Ночь была тихая. Лишь изредка то здесь, то там с интервалом в десять-пятнадцать минут рвался дальнобойный снаряд. Выпили за Одессу и за Москву, заснули поздно, а на рассвете выехали на полуторке по направлению к Дальнику, в 25-ю дивизию.
Расстояния до передовой здесь были мизерные, и мы, не учтя этого обстоятельства, проскочили по дороге довольно далеко вперед, никак не предполагая, что оставшаяся сзади нас километрах в пяти слева от дороги большая деревня и есть тот самый Дальник, где стоит штаб 25-й дивизии. Мы ехали вперед до тех пор, пока не уперлись в огневые позиции полковой артиллерии. Командовавший там лейтенант на заданный нами между двумя залпами вопрос: где штаб дивизии, — только пожал плечами и махнул рукой назад. Здесь, на передовой, ему, наверное, казалось, что Дальник и расположенный там штаб дивизии где-то черт знает как далеко, в глубоком тылу.
Мы развернули машину, поехали обратно к Одессе и, свернув на проселок, въехали в Дальник.

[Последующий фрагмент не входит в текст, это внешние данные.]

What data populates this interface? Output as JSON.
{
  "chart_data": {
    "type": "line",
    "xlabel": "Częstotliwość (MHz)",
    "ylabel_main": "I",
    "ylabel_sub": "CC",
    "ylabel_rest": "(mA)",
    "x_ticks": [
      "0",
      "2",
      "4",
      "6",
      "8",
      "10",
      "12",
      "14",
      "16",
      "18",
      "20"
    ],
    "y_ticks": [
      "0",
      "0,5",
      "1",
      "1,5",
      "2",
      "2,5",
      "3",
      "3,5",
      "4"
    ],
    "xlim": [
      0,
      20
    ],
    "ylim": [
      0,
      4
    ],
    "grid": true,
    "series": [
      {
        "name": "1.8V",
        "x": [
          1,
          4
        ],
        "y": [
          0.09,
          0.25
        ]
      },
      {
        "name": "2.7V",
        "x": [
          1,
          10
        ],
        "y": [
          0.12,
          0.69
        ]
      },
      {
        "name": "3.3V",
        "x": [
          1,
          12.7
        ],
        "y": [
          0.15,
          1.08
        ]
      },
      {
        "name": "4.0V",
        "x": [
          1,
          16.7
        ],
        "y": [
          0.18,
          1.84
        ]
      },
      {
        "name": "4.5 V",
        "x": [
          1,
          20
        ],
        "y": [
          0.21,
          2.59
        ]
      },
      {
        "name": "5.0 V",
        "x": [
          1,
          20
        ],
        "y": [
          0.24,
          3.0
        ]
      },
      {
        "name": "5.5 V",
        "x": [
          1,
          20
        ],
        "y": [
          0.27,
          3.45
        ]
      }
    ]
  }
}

Дальник оказался большим южным селом. Часть домов в нем была совершенно цела — они стояли чистенькие, беленькие, как ни в чем не бывало, а другие дома, тут же рядом, были вдребезги разбиты.
Штаб помещался на краю села. Ни командира, ни комиссара дивизии мы не застали. Нам сказали, что они уехали в полки, и порекомендовали, если мы сами тоже хотим ехать туда, поехать в полк к комиссару Балашову и командиру — татарину, фамилия которого выскочила у меня из памяти. Этот командир был вчера вечером тяжело ранен и отправлен в госпиталь, но про полк еще говорили как про его полк.
Перед отъездом нам предложили посмотреть политдонесения. Я не любил заниматься этой работой, и в нескольких случаях, когда все-таки пробовал что-то написать по политдонесениям и другим документам, у меня это плохо получалось. Видимо, для того, чтобы что-нибудь понять, мне нужно или увидеть это самому, или по крайней мере хоть услышать рассказ живого свидетеля, который я сначала записываю таким, какой он есть, а потом уже начинаю думать, как написать об этом в газете.
Я сказал, что политдонесения мы посмотрим на обратном пути, а сейчас поедем. Халип был недоволен. Он здесь, в Одессе, впервые влезал в войну и, видимо, хотел влезать в нее, как в горячую воду — постепенно: сначала опустить одну ногу, потом — вторую. Вспоминаю это не в упрек ему — это было так естественно для первой поездки на фронт. Но у меня самого было другое желание — сначала сделать более трудное, а потом, уже на обратном пути, заниматься более легким.
Яша снял около штаба нескольких только что приведенных с передовой пленных, мы сели в полуторку и поехали в штаб полка. Он находился в поселке Красный Переселенец, лежавшем слева от шоссе, шедшего, по-моему, на Беляевку.
Едва мы отъехали километр от штаба дивизии, как за нами, там, где мы только что были, раздался сильный грохот и поднялись хорошо знакомые, похожие на черные рощи, купы взрывов. Немцы опять бомбили Дальник. Я пошутил над Яшей, что если бы мы задержались, как он хотел, то как раз попали бы под бомбежку, а теперь едем вперед и все в порядке.
Проехали еще два километра. Над дорогой прошло несколько звеньев немецких бомбардировщиков. Впереди виднелась полоса посадок. Где-то там, за этой полосой, был Красный Переселенец. Переждав, пока над дорогой летели бомбардировщики, мы решили ехать вперед, оставив те деревья, под которыми укрылись с машиной. Яша хотел еще переждать под деревьями и дальше идти пешком, потому что дорога до посадок простреливалась редким артиллерийским огнем. Я сказал, что мы быстрей проскочим на машине и у нас будет даже меньше шансов попасть под снаряд, чем если мы пойдем пешком.
Так и вышло. Мы преспокойно доехали до посадок, и пока мы ехали, не разорвалось ни одного снаряда. Укрыли в посадках машину и, оглянувшись назад, увидели, что как раз там, где мы только что останавливались, в той купе деревьев, начали одна за другой рваться бомбы. Должно быть, немцы заподозрили, что под этой купой укрывается что-то существенное. Теперь Яша поверил в нашу звезду и уже не спорил.